Von Mäusen und Menschen

Ich habe Mäuse. Nicht im Hirn – in der Wohnung. Hinter den Wänden. Da krabbeln sie, mit ihren kleinen Füßen und langen, dünnen Schwänzen, wie bei Walt Disney. Nachts kommen sie aus den Löchern hervorgekrochen und räumen wie die Heinzelmännchen die Krümel auf, die in der Küche auf den Boden gefallen sind.

Jetzt, da es kälter wird, rascheln sie gern hinter dem Bücherregal, kommen dichter an den Schreibtisch heran, kriechen um die Füße, suchen nach Wärme. Werden notgedrungen dreister.
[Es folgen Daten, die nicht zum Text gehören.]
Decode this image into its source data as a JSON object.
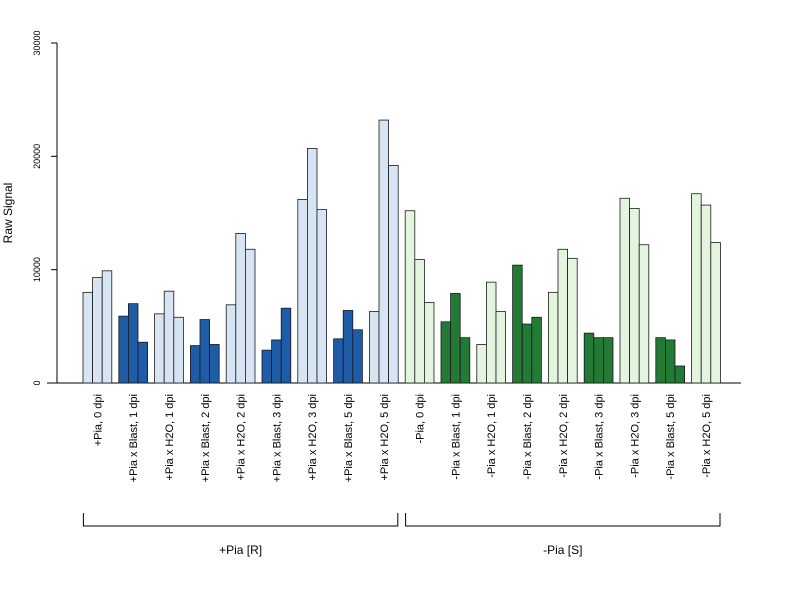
{
  "chart_data": {
    "type": "bar",
    "ylabel": "Raw Signal",
    "ylim": [
      0,
      30000
    ],
    "yticks": [
      "0",
      "10000",
      "20000",
      "30000"
    ],
    "grid": false,
    "legend": "none",
    "colors": {
      "plus_light": "#d6e4f3",
      "plus_dark": "#1f5ca8",
      "minus_light": "#e3f5df",
      "minus_dark": "#227a35"
    },
    "categories": [
      {
        "label": "+Pia, 0 dpi",
        "color": "plus_light",
        "values": [
          8000,
          9300,
          9900
        ]
      },
      {
        "label": "+Pia x Blast, 1 dpi",
        "color": "plus_dark",
        "values": [
          5900,
          7000,
          3600
        ]
      },
      {
        "label": "+Pia x H2O, 1 dpi",
        "color": "plus_light",
        "values": [
          6100,
          8100,
          5800
        ]
      },
      {
        "label": "+Pia x Blast, 2 dpi",
        "color": "plus_dark",
        "values": [
          3300,
          5600,
          3400
        ]
      },
      {
        "label": "+Pia x H2O, 2 dpi",
        "color": "plus_light",
        "values": [
          6900,
          13200,
          11800
        ]
      },
      {
        "label": "+Pia x Blast, 3 dpi",
        "color": "plus_dark",
        "values": [
          2900,
          3800,
          6600
        ]
      },
      {
        "label": "+Pia x H2O, 3 dpi",
        "color": "plus_light",
        "values": [
          16200,
          20700,
          15300
        ]
      },
      {
        "label": "+Pia x Blast, 5 dpi",
        "color": "plus_dark",
        "values": [
          3900,
          6400,
          4700
        ]
      },
      {
        "label": "+Pia x H2O, 5 dpi",
        "color": "plus_light",
        "values": [
          6300,
          23200,
          19200
        ]
      },
      {
        "label": "-Pia, 0 dpi",
        "color": "minus_light",
        "values": [
          15200,
          10900,
          7100
        ]
      },
      {
        "label": "-Pia x Blast, 1 dpi",
        "color": "minus_dark",
        "values": [
          5400,
          7900,
          4000
        ]
      },
      {
        "label": "-Pia x H2O, 1 dpi",
        "color": "minus_light",
        "values": [
          3400,
          8900,
          6300
        ]
      },
      {
        "label": "-Pia x Blast, 2 dpi",
        "color": "minus_dark",
        "values": [
          10400,
          5200,
          5800
        ]
      },
      {
        "label": "-Pia x H2O, 2 dpi",
        "color": "minus_light",
        "values": [
          8000,
          11800,
          11000
        ]
      },
      {
        "label": "-Pia x Blast, 3 dpi",
        "color": "minus_dark",
        "values": [
          4400,
          4000,
          4000
        ]
      },
      {
        "label": "-Pia x H2O, 3 dpi",
        "color": "minus_light",
        "values": [
          16300,
          15400,
          12200
        ]
      },
      {
        "label": "-Pia x Blast, 5 dpi",
        "color": "minus_dark",
        "values": [
          4000,
          3800,
          1500
        ]
      },
      {
        "label": "-Pia x H2O, 5 dpi",
        "color": "minus_light",
        "values": [
          16700,
          15700,
          12400
        ]
      }
    ],
    "groups": [
      {
        "label": "+Pia [R]",
        "categories": [
          0,
          8
        ]
      },
      {
        "label": "-Pia [S]",
        "categories": [
          9,
          17
        ]
      }
    ]
  }
}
Ein Bekannter hat ebenfalls Mäuse. Eine ganze Horde, die nachts durchs Gemäuer rennt, dass die Poster an den Wänden flattern. Er ist dagegen sehr empfindlich und sinnt auf Abhilfe. Aber diese Mäuse sind schlau – wie Jerry aus dem Zeichentrickfilm, der seinen Kater Tom ständig austrickst.
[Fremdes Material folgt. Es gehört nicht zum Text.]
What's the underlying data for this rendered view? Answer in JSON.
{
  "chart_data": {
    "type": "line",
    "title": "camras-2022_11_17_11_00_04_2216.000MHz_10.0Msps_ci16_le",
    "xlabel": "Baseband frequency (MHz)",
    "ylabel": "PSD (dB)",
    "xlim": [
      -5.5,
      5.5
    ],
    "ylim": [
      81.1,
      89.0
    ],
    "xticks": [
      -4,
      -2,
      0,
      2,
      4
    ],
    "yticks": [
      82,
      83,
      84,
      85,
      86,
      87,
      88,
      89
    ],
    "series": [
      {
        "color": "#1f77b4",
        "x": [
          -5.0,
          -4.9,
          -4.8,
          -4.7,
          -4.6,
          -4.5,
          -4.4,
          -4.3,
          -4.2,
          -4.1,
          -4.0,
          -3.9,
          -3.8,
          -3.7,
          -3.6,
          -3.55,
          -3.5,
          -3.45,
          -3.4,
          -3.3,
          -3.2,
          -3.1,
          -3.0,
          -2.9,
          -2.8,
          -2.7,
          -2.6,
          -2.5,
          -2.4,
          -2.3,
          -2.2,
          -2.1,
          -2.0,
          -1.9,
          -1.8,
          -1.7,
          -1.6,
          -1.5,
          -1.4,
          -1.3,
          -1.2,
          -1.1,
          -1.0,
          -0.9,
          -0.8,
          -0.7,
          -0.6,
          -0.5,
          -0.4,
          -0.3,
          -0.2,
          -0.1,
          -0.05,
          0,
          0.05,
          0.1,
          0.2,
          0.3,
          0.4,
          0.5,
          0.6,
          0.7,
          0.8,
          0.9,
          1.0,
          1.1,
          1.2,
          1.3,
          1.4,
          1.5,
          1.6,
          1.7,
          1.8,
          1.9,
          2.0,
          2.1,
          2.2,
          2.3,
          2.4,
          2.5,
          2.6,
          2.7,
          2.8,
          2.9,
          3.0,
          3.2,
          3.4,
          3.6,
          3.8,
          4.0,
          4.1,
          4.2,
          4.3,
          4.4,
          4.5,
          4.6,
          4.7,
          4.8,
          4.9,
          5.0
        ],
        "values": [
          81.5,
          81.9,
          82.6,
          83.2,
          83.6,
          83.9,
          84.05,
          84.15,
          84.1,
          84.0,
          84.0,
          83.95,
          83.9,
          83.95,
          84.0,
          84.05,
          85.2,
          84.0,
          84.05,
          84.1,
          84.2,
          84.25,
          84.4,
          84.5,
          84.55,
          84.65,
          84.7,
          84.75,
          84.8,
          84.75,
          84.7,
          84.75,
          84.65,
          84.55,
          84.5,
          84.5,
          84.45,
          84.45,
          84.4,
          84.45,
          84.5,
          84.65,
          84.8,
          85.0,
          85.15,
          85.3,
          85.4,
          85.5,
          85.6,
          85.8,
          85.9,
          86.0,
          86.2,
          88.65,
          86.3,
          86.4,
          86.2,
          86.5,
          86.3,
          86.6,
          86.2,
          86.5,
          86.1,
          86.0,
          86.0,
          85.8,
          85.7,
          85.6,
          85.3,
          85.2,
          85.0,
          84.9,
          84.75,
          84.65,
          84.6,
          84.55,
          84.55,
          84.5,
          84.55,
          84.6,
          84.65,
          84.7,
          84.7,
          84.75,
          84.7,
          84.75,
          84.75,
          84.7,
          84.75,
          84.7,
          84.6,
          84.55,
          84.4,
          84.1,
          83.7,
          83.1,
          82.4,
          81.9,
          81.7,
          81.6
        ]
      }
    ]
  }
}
Und sie sind zu mehreren. Eine Schnappfalle beeindruckt sie überhaupt nicht. Käse hin, Käse her – wenn einer von ihnen von dem Stahl zerschnitten worden ist, haben sie ihre Lektion gelernt. Dann rührt keiner mehr den Köder an. Vielleicht noch ein Versuch, der eine Vorderpfote kostet. Dann muss eine andere Waffe her. Was für eine archaische Methode auch diese Schnappfalle ist!

Es gibt ein Mittel gegen Mäuse, das nahezu unfehlbar ist und sich den modernsten Stand der Biochemie zunutze macht. Man wird sie alle los. Nicht auf einen Schlag, aber endgültig.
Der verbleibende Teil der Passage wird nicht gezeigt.